Avez-vous déjà répondu à une enquête sur la consommation de produits psycho-actifs ? Voici les derniers résultats de 2014, une occasion pour vous de voir où vous vous situez !
Au cours de vos études, vous avez peut-être été amené à répondre à une enquête sur vos consommations de produits comme l’ESPAD (European School Survey Project on Alcohol and Other Drugs ), ou HBSC (Health Behaviour in School-aged Children), deux études européennes. Si vous y avez échappé, vous aurez peut-être droit à ESCAPAD (Enquête sur la santé et les comportements de l’appel de préparation à la défense), une enquête réalisée sur 40000 jeunes à l’occasion de la journée de préparation à la défense à laquelle sont assujettis tous les garçons et filles entre 17 et 20 ans. Voici les résultats de ces études.
A l’image de ce qui est observé dans la population française adulte, les trois principaux produits psychoactifs consommés par les jeunes sont l’alcool, le tabac et le cannabis. Ainsi, à l’âge de 17 ans, moins d’un jeune sur dix n’a jamais pris aucun de ces trois produits et près de neuf adolescents sur dix ont au moins essayé l’alcool. Toutefois, les usages de ces trois produits apparaissent séquencés au fil de l’adolescence.
Même si certains usages ont progressé, c’est une relative stabilité, voire un retard dans l’initiation des produits qui ressort des enquêtes auprès des adolescents et des jeunes adultes, qui fument leur première cigarette en moyenne à 14 ans, un an avant la première ivresse alcoolique et le premier joint, déclarés peu après 15 ans.

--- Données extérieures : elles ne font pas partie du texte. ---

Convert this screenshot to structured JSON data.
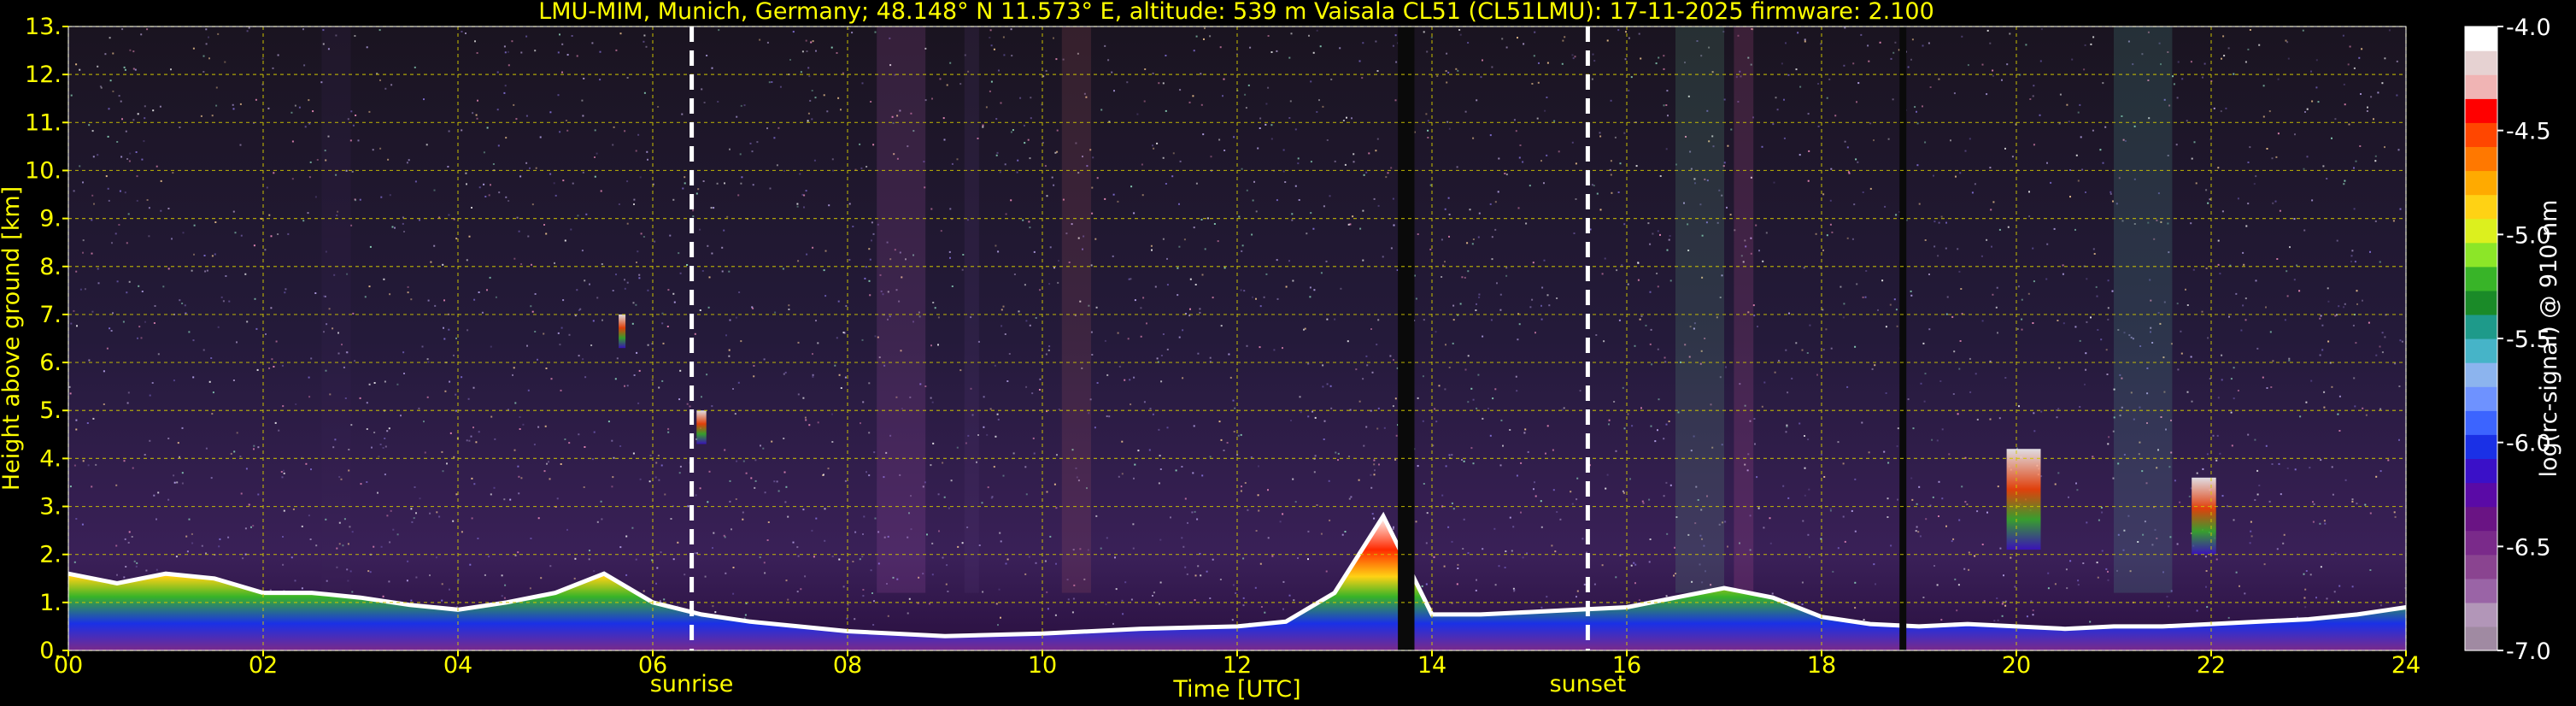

Pour le tabac par exemple, on observe une progression continue des usages, depuis le début de la scolarité secondaire (6 % de fumeurs quotidiens à 13-14 ans en 4ème, 32 % à 17 ans) jusqu’à l’âge adulte (37 % de fumeurs quotidiens entre 18 et 25 ans). Pour nombre d’adolescents précocement expérimentateurs du tabac (10 % en 6ème, 20 % en 5ème, 32 % en 4ème, 49 % en 3ème), la rencontre avec le produit ne se limite pas donc pas à une simple expérience. Il s’agit bien d’une initiation, qui s’inscrit dans une conduite addictive susceptible de perdurer, en lien avec le caractère particulièrement addictogène du tabac.

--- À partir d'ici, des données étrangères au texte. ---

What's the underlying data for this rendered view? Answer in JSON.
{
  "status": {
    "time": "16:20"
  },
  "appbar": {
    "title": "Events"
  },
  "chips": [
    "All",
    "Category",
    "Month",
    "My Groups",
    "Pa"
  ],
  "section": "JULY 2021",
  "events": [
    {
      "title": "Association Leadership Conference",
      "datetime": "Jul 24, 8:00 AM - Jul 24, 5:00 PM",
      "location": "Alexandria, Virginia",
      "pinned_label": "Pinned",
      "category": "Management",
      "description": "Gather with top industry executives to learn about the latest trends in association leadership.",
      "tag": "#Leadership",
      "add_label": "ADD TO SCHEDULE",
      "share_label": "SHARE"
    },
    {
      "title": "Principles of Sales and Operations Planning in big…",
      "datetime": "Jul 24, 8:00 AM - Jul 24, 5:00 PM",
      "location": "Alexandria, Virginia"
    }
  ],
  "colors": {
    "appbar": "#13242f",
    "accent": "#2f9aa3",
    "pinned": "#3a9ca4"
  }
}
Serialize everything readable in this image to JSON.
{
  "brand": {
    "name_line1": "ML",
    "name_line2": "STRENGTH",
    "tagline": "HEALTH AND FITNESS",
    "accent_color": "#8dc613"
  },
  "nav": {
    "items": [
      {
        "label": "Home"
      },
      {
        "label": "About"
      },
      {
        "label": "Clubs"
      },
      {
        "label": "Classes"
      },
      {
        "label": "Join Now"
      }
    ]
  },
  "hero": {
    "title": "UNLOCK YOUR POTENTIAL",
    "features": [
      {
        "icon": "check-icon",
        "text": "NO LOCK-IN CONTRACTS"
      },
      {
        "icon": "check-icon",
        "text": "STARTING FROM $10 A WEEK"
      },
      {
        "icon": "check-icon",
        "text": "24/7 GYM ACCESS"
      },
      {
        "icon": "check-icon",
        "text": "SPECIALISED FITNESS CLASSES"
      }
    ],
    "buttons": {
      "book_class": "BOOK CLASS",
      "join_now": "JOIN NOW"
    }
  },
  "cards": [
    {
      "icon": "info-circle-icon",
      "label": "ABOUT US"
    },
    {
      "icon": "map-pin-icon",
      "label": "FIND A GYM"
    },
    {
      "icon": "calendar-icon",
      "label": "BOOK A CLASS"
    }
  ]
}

L’évolution des usages de cannabis est différente. Ce produit est surtout consommé par les « grands » adolescents et il est en France plus qu’ailleurs en Europe présent dans des milieux très variés.
Les trois quarts des jeunes adultes cessent spontanément leur consommation de cannabis lors de l’entrée dans la vie active, l’installation en couple ou l’arrivée du premier enfant.
Il en va de même pour l’alcool et les comportements d’alcoolisation ponctuelle importante (API), qui culminent entre 17 et 25 ans avant de diminuer avec la prise de responsabilités d’adulte. En revanche, l’usage régulier de l’alcool tend à augmenter avec l’avancée en âge. Si l’initiation à l’alcool a souvent lieu très tôt en France, les comportements de type API sont, pour la grande majorité des jeunes, transitoires et fortement associés à la période du lycée et des études supérieures.
Dans la période récente, les usages de substances psychoactives ont connu plusieurs évolutions. On constate d’abord un élargissement de la diffusion du cannabis sur le territoire national, présent dans toutes les régions et bien plus consommé que dans la plupart des pays d’Europe, en parallèle à une présence plutôt faible de la plupart des autres drogues illicites, contrairement aux autres pays européens sur-consommateurs de cannabis (comme le Royaume-Uni, l’Espagne ou la République tchèque). L’autre trait marquant des conduites addictives en population adolescente concerne le maintien d’un tabagisme à un niveau élevé et la hausse de la fréquence des API au cours des dernières années, qui témoignent d’un renouvellement des modes de consommation d’alcool au sein des jeunes générations, dans le sens d’un rapprochement des modèles scandinave et anglo-saxon (consommation irrégulière mais ponctuellement intensive). Toutefois, une partie des jeunes sont confrontés à un usage problématique du produit : c’est le cas de 6 % des 18-25 ans qui présentent un risque élevé d’usage problématique de cannabis selon le questionnaire de repérage CAST (Cannabis Abuse Screening Test - voir questionnaire en français sur le site test-addicto.fr) tandis que 14 % peuvent être considérés comme des buveurs à risque chronique. Les jeunes qui se trouvent dans ces cas peuvent consulter de nouveaux dispositifs, les Consultations Jeunes Consommateurs (CJC) qui chaque année accueillent quelque 35 000 jeunes en difficulté avec leur pratique. Si ceux-ci sont le plus souvent adressés par la justice, ils peuvent aussi se tourner vers les CJC de leur propre initiative ou via un proche. Le principal produit à l’origine de ces consultations reste le cannabis, même si sa part dans la file active a diminué en dix ans.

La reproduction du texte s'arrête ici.